Of course, we felt compelled to ring our bell on Christmas Eve (6 p.m.) and Christmas Day (9 a.m.), so we did then, too.

Our belfry was quiet for a few days until New Year’s Eve. If ever there were an appropriate time to ring our bell at midnight, this was it! I sort of rang a church bell one other time on New Year’s Eve. My priest threw a “Y2K be damned!” party on December 31, 1999, and he let me and my then-husband ring the bell at midnight. Only the bells on the cathedral were electronic and operated by pushing buttons (still, that was exciting if only because January 1, 2000 arrived without any fanfare beyond midnight bells).

Tyler and I planned a small get-together that disintegrated when one of our guests came down with the flu, so it was just Tyler and me celebrating the new year in the church. Then, as is his wont, he turned in early. So ringing the bell was up to me. My father joked with me earlier in the day that he wasn’t going to visit me in jail if I got arrested for disturbing the peace.

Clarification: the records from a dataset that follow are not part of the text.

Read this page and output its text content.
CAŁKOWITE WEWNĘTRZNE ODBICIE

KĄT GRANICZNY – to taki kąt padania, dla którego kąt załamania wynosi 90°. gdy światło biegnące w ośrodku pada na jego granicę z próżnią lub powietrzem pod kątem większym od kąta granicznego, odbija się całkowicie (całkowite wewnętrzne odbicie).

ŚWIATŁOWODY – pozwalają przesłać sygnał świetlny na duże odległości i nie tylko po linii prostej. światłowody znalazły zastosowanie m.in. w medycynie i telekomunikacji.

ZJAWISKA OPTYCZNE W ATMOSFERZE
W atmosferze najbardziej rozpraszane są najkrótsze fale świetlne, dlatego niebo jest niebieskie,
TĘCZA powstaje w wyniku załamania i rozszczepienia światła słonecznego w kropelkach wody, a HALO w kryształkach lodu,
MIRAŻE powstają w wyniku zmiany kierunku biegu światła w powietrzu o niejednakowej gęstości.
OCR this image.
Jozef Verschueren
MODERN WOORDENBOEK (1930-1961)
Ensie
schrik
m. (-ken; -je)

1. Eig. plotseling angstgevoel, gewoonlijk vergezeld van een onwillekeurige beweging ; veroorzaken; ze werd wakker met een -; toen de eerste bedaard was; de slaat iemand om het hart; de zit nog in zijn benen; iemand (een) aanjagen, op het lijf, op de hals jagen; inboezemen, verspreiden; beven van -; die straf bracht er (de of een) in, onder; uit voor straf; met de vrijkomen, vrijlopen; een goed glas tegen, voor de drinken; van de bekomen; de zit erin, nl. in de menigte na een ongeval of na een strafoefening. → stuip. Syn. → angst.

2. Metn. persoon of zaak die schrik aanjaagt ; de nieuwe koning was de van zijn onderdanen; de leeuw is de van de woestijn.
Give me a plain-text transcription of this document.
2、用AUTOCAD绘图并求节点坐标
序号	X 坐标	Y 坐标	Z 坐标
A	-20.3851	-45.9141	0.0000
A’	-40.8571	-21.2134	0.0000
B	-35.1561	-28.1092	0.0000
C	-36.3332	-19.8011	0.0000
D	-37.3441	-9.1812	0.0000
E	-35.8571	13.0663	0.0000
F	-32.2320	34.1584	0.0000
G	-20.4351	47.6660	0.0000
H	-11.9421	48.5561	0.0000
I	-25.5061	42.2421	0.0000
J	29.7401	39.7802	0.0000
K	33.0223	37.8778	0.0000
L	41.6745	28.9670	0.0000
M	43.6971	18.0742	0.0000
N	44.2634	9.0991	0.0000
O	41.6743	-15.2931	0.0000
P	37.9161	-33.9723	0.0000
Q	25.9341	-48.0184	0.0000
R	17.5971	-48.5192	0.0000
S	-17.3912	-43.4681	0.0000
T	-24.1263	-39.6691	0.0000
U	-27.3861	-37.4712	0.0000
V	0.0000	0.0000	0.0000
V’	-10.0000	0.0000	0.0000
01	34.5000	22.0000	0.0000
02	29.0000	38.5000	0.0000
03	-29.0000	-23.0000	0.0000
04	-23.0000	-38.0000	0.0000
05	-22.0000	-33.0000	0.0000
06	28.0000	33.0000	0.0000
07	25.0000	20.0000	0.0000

I stayed awake with reruns of “Friends.” At 11:55 p.m., I crept upstairs. It was a warm night (for December), and I opened the belfry window so I could hear the bell better.

Instead of ringing the bell a certain number of times, I decided to ring it for a certain amount of time–one minute.

About halfway through the minute, I could popping sounds I hadn’t heard on the other days we rang the bell. I thought for a moment I had broken it! But then I realized I was hearing fireworks through the open window. (See! I wasn’t the only awake in our little town. Whew!)

When I was done, I looked through the belfry window at the now quiet scene below. No police cruisers had assembled.

Someone down the street yelled “Happy New Year! And thanks Methodist Church bell ringer!” I was stunned–and thrilled–that I had an audience. So I yelled “You’re welcome!” And they yelled “That was awesome!”

It was awesome, in the original meaning of the word: filled with awe. Not everyone gets to ring a real church bell at midnight on New Year’s Eve. I literally rang in the new year! I closed the window, turned off all the lights and sneaked into bed beside my husband, who was now wide awake. “Happy new year!” we wished each other.

I have no plans to ring the bell for any upcoming holidays (Tyler’s birthday isn’t until August). If you hear it ring, it’s because we have guests, and I’m showing off.